Require one poste haste because we’re all partying like crazy over in the google group. Honestly, we really are. We were gonna wait for you but there’s only so much procrastinating a girl can do. We have the red carpet out and awaiting you is a Magnum of Dom Perignon, we don’t do the cheap stuff over there.
Up your prozac if you must but figure out a way to get to us cos the group just isn’t complete without the original shrinking violet. You can even wear four hats and smoke your pipe AND cigar simultaneously.
Aideen.
Someone send the woman a link! Honestly, Jill darling do you write everything by hand?
And to answer the IT question, I have a brother who works in that business. Now he’s a nice looking young man but he’s the exception to the rule. If I were Jilly I wouldn’t have one either. But then, I’ve only got the one man. Not that I’m complaining. One gorgeous African-American/Italian is all this woman can handle! However if his skill-set consisted only of some vague ritual involving pork scratchings and alcohol I might need a whole crew too….
Maisey
There’s a lot of things I do by hand, Maisey, but I’m pleased to say that writing isn’t one of them. If you’d seen my scrawl, you’d understand why.

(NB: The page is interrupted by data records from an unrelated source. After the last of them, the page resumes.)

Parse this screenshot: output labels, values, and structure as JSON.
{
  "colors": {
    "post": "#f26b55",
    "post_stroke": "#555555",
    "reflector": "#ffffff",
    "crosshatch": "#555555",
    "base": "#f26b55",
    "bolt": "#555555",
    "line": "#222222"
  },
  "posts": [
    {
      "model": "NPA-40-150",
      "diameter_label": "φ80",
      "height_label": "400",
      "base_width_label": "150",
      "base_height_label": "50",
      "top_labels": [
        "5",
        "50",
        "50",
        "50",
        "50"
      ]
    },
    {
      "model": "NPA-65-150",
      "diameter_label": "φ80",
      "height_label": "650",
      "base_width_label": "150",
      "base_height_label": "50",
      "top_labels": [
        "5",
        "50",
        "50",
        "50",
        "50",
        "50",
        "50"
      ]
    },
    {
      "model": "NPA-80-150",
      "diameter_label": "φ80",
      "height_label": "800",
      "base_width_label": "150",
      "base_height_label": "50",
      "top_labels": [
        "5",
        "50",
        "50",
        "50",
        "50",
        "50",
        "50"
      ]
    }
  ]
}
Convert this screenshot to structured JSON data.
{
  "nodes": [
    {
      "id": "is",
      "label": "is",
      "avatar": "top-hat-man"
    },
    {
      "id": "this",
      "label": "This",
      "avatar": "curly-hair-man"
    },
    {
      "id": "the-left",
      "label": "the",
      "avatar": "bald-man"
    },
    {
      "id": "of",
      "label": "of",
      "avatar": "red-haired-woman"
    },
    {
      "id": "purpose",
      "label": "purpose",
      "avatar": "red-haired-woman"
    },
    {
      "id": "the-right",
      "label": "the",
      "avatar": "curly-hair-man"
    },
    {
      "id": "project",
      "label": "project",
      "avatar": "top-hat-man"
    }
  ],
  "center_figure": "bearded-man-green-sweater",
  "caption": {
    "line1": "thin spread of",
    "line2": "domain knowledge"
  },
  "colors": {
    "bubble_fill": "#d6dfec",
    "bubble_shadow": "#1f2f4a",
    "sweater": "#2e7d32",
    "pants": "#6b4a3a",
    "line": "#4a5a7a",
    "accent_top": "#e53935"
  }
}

And Aideen, to enlighten you on the IT staffing position, I DID have one once (not in the biblical sense, I hasten to add). In fact, I’ve had several, but they each only lasted a week. Apparently, I exhausted them of all their expertise to find at the end of it I was still a lost cause. I know you’ll find that hard to believe, but that’s what they said as they ran out the door, holding their dongles and screaming hysterically.
But now I must do what a Jilly has to do. Fully recovered from my near-death-by-E-mail experience – and in the absence of further instructions from America – I am about to step out unaided into cyberspace to try once again to connect to the Sisterhood. Forget Sydney Carton and his trip to the guillotine, this is an act of selfless courage that will pass into legend in the field of human endeavour – even if I do say so myself.

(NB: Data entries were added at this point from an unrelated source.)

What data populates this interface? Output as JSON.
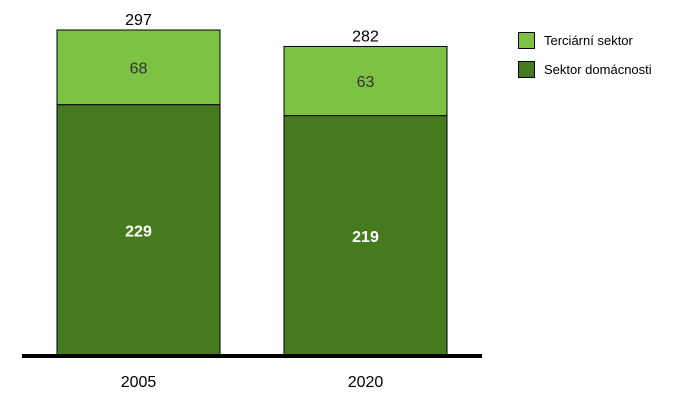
{
  "chart_data": {
    "type": "bar",
    "stacked": true,
    "categories": [
      "2005",
      "2020"
    ],
    "series": [
      {
        "name": "Sektor domácnosti",
        "values": [
          229,
          219
        ],
        "color": "#467a1f"
      },
      {
        "name": "Terciární sektor",
        "values": [
          68,
          63
        ],
        "color": "#7dc243"
      }
    ],
    "totals": [
      297,
      282
    ],
    "title": "",
    "xlabel": "",
    "ylabel": "",
    "ylim": [
      0,
      297
    ],
    "grid": false,
    "legend_position": "top-right"
  },
  "legend": {
    "items": [
      {
        "label": "Terciární sektor",
        "color": "#7dc243"
      },
      {
        "label": "Sektor domácnosti",
        "color": "#467a1f"
      }
    ]
  }
}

So gird your loins (whatever that means) fellow-sisters, and send up a prayer for the safe return of your brave and unwavering shrinking violet. And if I should fail, I have one last request, simple and heartfelt and staggeringly-green. Remember me in a few fond words of dedication when your first bestseller is heading for the press. And if one of you could contact Andreos at the mansion. The key for the handcuffs is in the tool-shed, next to the blindfolds. I found it last night when I was looking for the grinder.
Au revoir, I hope, not adieu,
Jilly
The good news? I made it!!
The bad news? This is now a sad moment. Over the last few weeks I’ve got so attached to this blog but now, alas, I must leave it. It’s been so much like the Presents we all love – tension and tragedy and, hopefully, a touch of humour here and there.
But now, as for all of the H’s and H’s, it’s time to move on, to follow our hearts and our dreams. Hopefully, for everyone, the final destination will make the whole journey worthwhile.
The best of the best to all of you out there. Hold that dream. Never relinquish it.